Members of the council have cautioned for years that swift state action is needed to support language pedagogy and use, since many first-language speakers have died.

For example, half of the people who spoke the Kodiak dialect of the Alutiiq language died in the first two years of the COVID-19 pandemic. Twitchell estimated that there are seven Tlingít speakers left who can “do everything” in the language and another 20 that have a high level of fluency. “It drops off pretty dramatically after that,” he said.

A new generation

But as the Alaska Native language community loses its older generation, Twitchell says he sees an exponential increase in the number of young people interested in learning. By his count, there are about 100 active Tlingít learners that ask questions and use the language.

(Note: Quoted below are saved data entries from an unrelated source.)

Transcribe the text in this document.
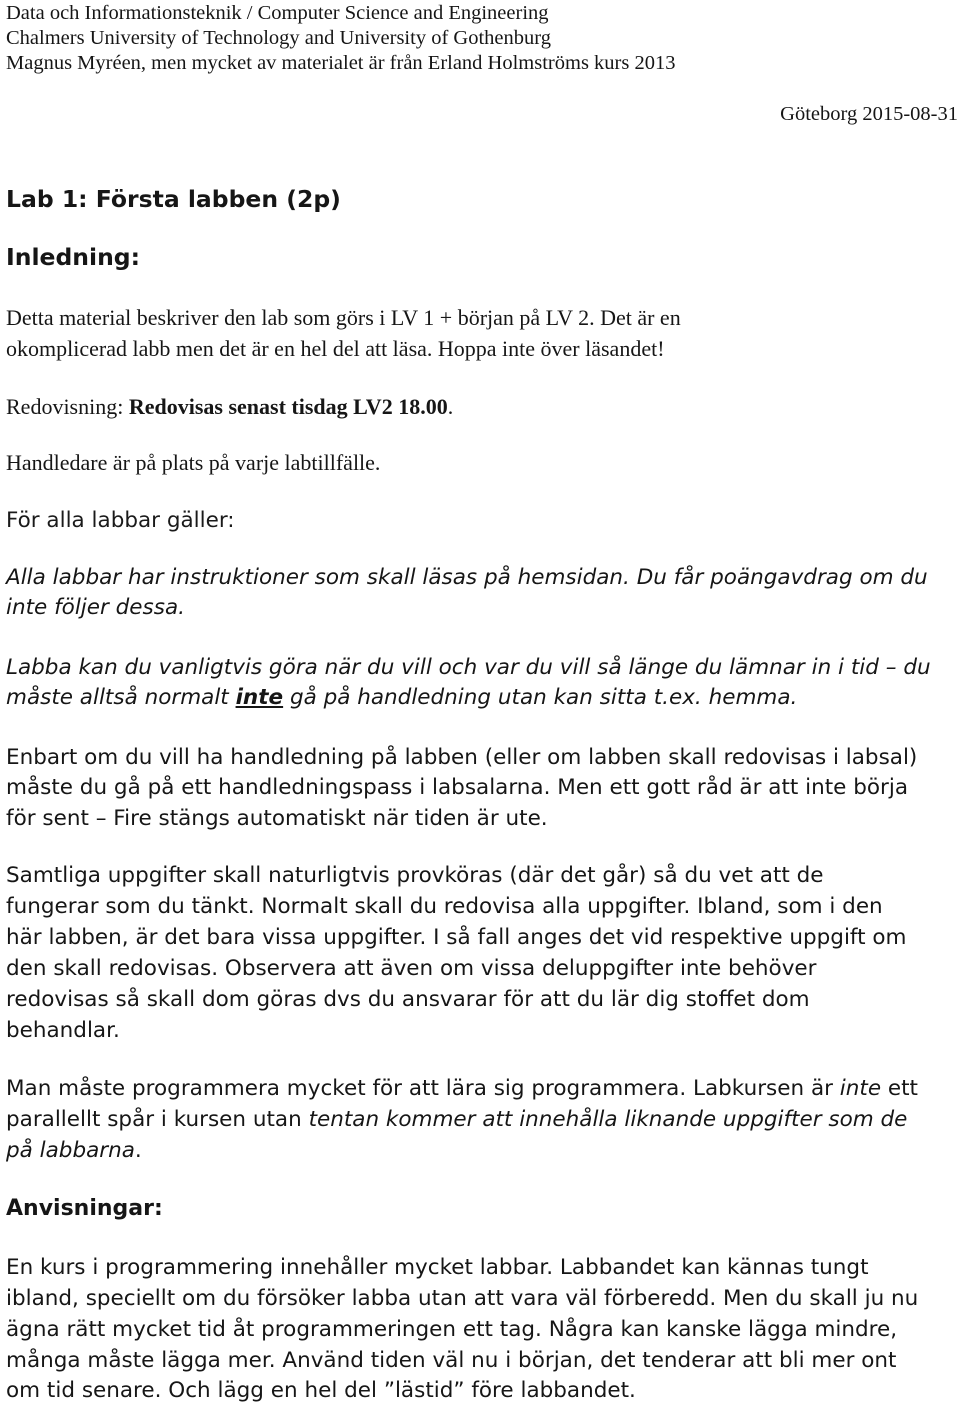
Data och Informationsteknik / Computer Science and Engineering
Chalmers University of Technology and University of Gothenburg
Magnus Myréen, men mycket av materialet är från Erland Holmströms kurs 2013
Göteborg 2015-08-31
Lab 1: Första labben (2p)
Inledning:
Detta material beskriver den lab som görs i LV 1 + början på LV 2. Det är en
okomplicerad labb men det är en hel del att läsa. Hoppa inte över läsandet!
Redovisning: Redovisas senast tisdag LV2 18.00.
Handledare är på plats på varje labtillfälle.
För alla labbar gäller:
Alla labbar har instruktioner som skall läsas på hemsidan. Du får poängavdrag om du
inte följer dessa.
Labba kan du vanligtvis göra när du vill och var du vill så länge du lämnar in i tid – du
måste alltså normalt inte gå på handledning utan kan sitta t.ex. hemma.
Enbart om du vill ha handledning på labben (eller om labben skall redovisas i labsal)
måste du gå på ett handledningspass i labsalarna. Men ett gott råd är att inte börja
för sent – Fire stängs automatiskt när tiden är ute.
Samtliga uppgifter skall naturligtvis provköras (där det går) så du vet att de
fungerar som du tänkt. Normalt skall du redovisa alla uppgifter. Ibland, som i den
här labben, är det bara vissa uppgifter. I så fall anges det vid respektive uppgift om
den skall redovisas. Observera att även om vissa deluppgifter inte behöver
redovisas så skall dom göras dvs du ansvarar för att du lär dig stoffet dom
behandlar.
Man måste programmera mycket för att lära sig programmera. Labkursen är inte ett
parallellt spår i kursen utan tentan kommer att innehålla liknande uppgifter som de
på labbarna.
Anvisningar:
En kurs i programmering innehåller mycket labbar. Labbandet kan kännas tungt
ibland, speciellt om du försöker labba utan att vara väl förberedd. Men du skall ju nu
ägna rätt mycket tid åt programmeringen ett tag. Några kan kanske lägga mindre,
många måste lägga mer. Använd tiden väl nu i början, det tenderar att bli mer ont
om tid senare. Och lägg en hel del ”lästid” före labbandet.
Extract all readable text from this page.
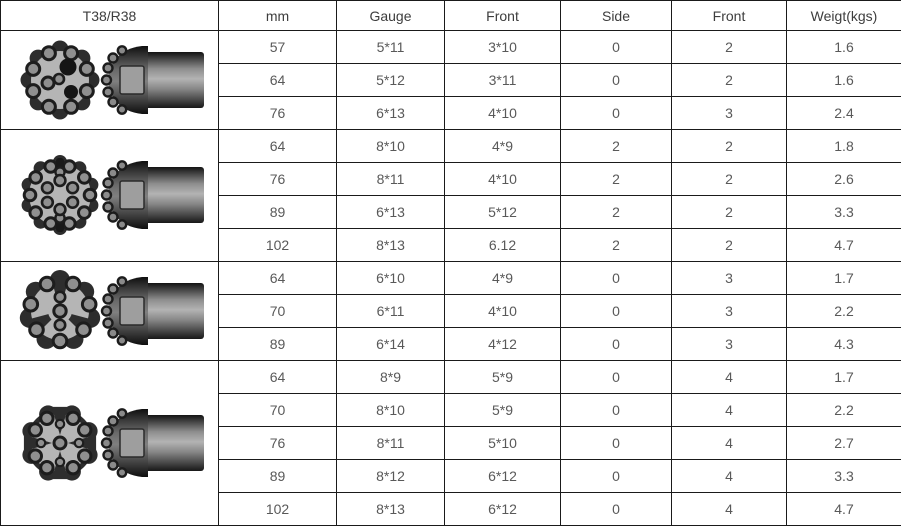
T38/R38	mm	Gauge	Front	Side	Front	Weigt(kgs)
	57	5*11	3*10	0	2	1.6
	64	5*12	3*11	0	2	1.6
	76	6*13	4*10	0	3	2.4
	64	8*10	4*9	2	2	1.8
	76	8*11	4*10	2	2	2.6
	89	6*13	5*12	2	2	3.3
	102	8*13	6.12	2	2	4.7
	64	6*10	4*9	0	3	1.7
	70	6*11	4*10	0	3	2.2
	89	6*14	4*12	0	3	4.3
	64	8*9	5*9	0	4	1.7
	70	8*10	5*9	0	4	2.2
	76	8*11	5*10	0	4	2.7
	89	8*12	6*12	0	4	3.3
	102	8*13	6*12	0	4	4.7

Many of them are in the classroom, where a few of the students have their laptops open to reveal another 15 online learners, several from areas where in-person Tlingit lessons are not available. Next year a fourth year of Tlingit study will be available, a marker that enough students have progressed to the point where they need one. Some of his students are taking the advanced class for the fourth or fifth time.

“The reality is there are just not very many places to speak this language,” he said. Twitchell said he is starting to see a shift in Juneau, however. Many of the elders he used to speak Tlingít with have died in the last 20 years. He remembered feeling worried that one day he would have no one with whom to speak the language. But then, on a trip to the post office, somebody walked by and greeted him in Tlingít: “Yak’éi yee x̲wsateení.” As they walked away, Twitchell realized he didn’t recognize them.